I'm not sure which of these is more likely.

But I do know that the Hermeneia on Marks lists a significant number of scholars who think that much of the material after Mark 15:38 is later addition to an existing narrative. There are numerous conflicting views, but it seems there is a lot of agreement that there are many reasons to think that the material after 15:38 is not part of the earliest layer of the narrative. Again, most such scholars think that these changes to the original were made "by Mark". In other words, most such scholars think that Mark was composed by someone who was using a source for the Passion narrative (only), i.e. that there was a written account of the Crucifixion that preceded Mark, and that Mark wrote most of the material in the Gospel himself, but he used a source for the Passion, and then reverted to his own narrative in 15:39 or 15:40.

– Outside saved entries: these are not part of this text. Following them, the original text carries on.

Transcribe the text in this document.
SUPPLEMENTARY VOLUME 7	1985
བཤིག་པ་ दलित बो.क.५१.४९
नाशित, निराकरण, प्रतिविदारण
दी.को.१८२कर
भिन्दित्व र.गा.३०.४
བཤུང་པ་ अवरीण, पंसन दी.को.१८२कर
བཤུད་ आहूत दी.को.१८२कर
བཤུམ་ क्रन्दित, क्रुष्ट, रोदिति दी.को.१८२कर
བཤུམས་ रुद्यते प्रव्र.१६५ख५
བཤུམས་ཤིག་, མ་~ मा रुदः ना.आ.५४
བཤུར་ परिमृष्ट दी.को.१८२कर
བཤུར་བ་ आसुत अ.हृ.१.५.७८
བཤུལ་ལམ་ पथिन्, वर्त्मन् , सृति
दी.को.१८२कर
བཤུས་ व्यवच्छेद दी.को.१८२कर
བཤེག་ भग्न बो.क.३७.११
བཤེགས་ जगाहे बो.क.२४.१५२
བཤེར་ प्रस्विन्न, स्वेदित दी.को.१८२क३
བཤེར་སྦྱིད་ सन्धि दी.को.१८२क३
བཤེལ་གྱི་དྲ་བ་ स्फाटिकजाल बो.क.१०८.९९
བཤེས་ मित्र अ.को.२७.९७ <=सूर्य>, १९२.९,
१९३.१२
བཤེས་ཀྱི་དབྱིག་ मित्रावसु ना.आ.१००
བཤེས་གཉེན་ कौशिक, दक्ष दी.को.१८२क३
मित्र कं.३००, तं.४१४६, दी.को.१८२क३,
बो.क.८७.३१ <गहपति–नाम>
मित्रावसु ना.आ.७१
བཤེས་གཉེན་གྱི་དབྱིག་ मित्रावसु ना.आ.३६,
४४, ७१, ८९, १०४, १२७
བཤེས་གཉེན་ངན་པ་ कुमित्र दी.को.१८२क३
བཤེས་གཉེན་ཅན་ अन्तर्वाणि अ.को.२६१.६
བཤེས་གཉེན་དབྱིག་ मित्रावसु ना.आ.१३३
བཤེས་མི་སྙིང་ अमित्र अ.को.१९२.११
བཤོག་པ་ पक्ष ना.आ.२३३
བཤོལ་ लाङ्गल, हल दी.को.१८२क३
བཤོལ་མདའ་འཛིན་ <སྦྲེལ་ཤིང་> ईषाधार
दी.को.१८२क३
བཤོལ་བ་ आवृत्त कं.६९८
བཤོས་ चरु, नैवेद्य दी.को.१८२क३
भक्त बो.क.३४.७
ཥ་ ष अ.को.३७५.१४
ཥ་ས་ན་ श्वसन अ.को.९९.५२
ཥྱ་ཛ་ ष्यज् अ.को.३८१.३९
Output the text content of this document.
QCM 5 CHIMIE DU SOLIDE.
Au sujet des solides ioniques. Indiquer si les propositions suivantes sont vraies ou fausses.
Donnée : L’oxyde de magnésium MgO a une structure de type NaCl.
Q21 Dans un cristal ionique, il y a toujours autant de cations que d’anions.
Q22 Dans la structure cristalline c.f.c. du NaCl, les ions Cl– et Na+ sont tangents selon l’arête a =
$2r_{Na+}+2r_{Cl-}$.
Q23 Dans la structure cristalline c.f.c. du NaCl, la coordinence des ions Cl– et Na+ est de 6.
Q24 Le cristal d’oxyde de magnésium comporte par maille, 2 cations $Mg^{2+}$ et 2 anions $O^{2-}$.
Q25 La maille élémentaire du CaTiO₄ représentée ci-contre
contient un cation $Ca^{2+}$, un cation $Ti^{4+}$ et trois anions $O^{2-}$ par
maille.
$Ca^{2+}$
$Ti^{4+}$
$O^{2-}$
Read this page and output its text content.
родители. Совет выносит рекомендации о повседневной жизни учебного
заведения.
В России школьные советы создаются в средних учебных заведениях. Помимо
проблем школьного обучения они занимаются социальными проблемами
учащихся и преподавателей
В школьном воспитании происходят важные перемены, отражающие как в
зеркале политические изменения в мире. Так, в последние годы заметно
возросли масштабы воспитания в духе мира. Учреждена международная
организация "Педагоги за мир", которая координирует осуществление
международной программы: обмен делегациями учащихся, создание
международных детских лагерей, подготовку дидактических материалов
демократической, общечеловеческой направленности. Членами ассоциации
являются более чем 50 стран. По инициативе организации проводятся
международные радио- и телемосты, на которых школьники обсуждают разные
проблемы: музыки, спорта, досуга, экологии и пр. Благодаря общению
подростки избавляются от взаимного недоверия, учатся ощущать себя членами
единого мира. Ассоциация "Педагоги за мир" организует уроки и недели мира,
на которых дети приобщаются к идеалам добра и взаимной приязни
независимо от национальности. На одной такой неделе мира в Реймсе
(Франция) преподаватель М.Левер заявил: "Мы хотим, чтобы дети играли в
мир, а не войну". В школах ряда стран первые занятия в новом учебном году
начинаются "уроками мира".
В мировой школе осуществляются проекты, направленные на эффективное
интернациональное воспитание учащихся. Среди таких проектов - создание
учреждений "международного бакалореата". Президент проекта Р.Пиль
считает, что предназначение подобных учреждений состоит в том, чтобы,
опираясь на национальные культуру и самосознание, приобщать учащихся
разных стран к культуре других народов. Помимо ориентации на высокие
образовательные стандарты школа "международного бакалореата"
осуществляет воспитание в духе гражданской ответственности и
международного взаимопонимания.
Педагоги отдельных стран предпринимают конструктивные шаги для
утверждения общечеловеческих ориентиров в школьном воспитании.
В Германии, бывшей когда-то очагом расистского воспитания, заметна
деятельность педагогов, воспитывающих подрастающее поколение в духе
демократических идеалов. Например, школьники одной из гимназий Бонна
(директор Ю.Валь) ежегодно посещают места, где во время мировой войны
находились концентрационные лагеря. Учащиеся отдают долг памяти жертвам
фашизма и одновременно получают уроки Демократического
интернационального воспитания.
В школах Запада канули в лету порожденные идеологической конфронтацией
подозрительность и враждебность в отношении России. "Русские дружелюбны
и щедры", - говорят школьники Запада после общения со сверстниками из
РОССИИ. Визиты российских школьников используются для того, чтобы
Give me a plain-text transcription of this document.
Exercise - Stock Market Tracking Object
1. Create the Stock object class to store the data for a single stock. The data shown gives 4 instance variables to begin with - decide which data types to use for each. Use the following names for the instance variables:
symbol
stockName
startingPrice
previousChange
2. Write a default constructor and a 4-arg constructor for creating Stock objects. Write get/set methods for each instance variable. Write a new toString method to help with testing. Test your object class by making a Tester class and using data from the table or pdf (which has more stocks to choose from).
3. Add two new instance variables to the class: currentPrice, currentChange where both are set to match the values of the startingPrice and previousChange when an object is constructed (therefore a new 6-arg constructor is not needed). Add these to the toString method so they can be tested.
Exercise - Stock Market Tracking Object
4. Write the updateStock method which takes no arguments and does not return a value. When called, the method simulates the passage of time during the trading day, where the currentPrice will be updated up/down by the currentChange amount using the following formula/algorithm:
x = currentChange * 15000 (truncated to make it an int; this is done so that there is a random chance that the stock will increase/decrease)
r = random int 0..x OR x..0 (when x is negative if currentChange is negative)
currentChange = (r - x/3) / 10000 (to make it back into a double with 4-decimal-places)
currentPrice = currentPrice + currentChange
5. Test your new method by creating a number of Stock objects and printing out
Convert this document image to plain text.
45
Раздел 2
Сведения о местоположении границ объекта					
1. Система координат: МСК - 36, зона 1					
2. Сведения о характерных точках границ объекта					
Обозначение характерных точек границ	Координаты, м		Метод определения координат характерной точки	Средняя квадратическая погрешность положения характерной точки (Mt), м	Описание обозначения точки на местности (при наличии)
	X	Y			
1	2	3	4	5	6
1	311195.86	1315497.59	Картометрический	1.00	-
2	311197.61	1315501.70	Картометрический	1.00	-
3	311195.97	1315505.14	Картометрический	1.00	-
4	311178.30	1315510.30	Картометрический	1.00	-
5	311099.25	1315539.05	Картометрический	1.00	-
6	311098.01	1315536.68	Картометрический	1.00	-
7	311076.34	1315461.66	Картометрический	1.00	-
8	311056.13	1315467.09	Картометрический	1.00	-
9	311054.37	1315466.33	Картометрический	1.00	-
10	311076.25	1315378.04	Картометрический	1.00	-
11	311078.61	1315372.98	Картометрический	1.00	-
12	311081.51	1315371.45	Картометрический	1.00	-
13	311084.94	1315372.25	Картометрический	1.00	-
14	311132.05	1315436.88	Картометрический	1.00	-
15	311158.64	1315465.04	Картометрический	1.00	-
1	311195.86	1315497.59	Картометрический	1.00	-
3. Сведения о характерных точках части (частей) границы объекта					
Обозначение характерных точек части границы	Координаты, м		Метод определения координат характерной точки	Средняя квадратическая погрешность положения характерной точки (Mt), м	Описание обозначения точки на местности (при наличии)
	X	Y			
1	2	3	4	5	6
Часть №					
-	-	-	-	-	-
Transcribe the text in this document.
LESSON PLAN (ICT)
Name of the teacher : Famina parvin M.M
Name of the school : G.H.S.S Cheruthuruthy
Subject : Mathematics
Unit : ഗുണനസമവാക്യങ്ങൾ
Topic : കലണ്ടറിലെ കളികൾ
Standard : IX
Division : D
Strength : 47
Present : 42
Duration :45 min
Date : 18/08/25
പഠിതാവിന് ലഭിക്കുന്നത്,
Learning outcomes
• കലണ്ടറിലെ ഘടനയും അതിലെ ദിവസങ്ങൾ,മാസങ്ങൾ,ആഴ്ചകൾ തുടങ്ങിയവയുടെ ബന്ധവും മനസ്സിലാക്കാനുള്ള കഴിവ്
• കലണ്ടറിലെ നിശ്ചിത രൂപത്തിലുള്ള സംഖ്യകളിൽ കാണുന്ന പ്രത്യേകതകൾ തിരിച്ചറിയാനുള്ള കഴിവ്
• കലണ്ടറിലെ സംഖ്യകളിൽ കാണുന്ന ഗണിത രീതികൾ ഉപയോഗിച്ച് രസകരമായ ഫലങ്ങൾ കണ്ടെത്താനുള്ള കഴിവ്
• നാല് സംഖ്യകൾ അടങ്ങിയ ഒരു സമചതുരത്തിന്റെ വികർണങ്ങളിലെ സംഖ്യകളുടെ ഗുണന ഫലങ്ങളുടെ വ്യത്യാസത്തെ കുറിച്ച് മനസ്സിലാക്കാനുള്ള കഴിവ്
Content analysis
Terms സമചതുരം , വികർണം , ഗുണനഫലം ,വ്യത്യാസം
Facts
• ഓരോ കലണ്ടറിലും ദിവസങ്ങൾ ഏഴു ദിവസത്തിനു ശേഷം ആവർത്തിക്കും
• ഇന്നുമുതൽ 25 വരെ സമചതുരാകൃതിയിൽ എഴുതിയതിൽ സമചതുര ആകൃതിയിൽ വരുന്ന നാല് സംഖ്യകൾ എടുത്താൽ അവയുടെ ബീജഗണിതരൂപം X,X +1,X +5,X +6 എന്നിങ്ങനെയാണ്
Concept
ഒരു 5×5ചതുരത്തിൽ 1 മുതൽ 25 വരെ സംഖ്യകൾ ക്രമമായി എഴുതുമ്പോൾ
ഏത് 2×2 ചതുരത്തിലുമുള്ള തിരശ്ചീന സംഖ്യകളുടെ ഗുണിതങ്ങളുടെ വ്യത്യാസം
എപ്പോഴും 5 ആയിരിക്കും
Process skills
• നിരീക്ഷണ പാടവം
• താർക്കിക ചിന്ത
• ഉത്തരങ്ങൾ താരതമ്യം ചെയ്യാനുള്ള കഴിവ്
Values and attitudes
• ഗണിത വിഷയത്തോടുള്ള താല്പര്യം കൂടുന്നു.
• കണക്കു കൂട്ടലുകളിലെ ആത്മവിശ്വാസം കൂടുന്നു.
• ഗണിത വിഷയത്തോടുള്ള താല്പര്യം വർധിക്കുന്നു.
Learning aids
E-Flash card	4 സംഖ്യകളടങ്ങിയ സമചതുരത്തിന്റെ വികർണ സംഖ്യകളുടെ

I don't think that is quite the case, because I think that the Crucifixion scene was written by the same person who wrote the other major parts of the narrative. The way that the scriptures are used in the Passion narrative is the same was the way they are used from the beginning of the story. So I don't believe there was some original Passion narrative derived from Psalm 22 that existed on its own, and then someone wrote the rest of the story around it. The person who wrote the Passion narrative based on Psalm 22 is the same person who described John the Baptist as Elijah from 2 King 1:8 and who derived the scenes of Jesus' miracles from teh scriptures, etc.

But, it is possible that all of those elements, part of a lengthy story, were cut up and edited by someone to create the canonical version of the story that we know. And I think that such an editor would likely have been the one who added a lot of the names to the story and little details that tie into canonical traditions.

The question then becomes: Does Marcion's Gospel, and thus Luke 3-23, preserve a more original reading of "Mark"? In Marcion's Gospel the mother of Jesus is not named. There is also no Mary Magdalene and of course no commission to Peter. This is not to say necessarily that an "original Mark" would have had the same ending as Marcion's Gospel.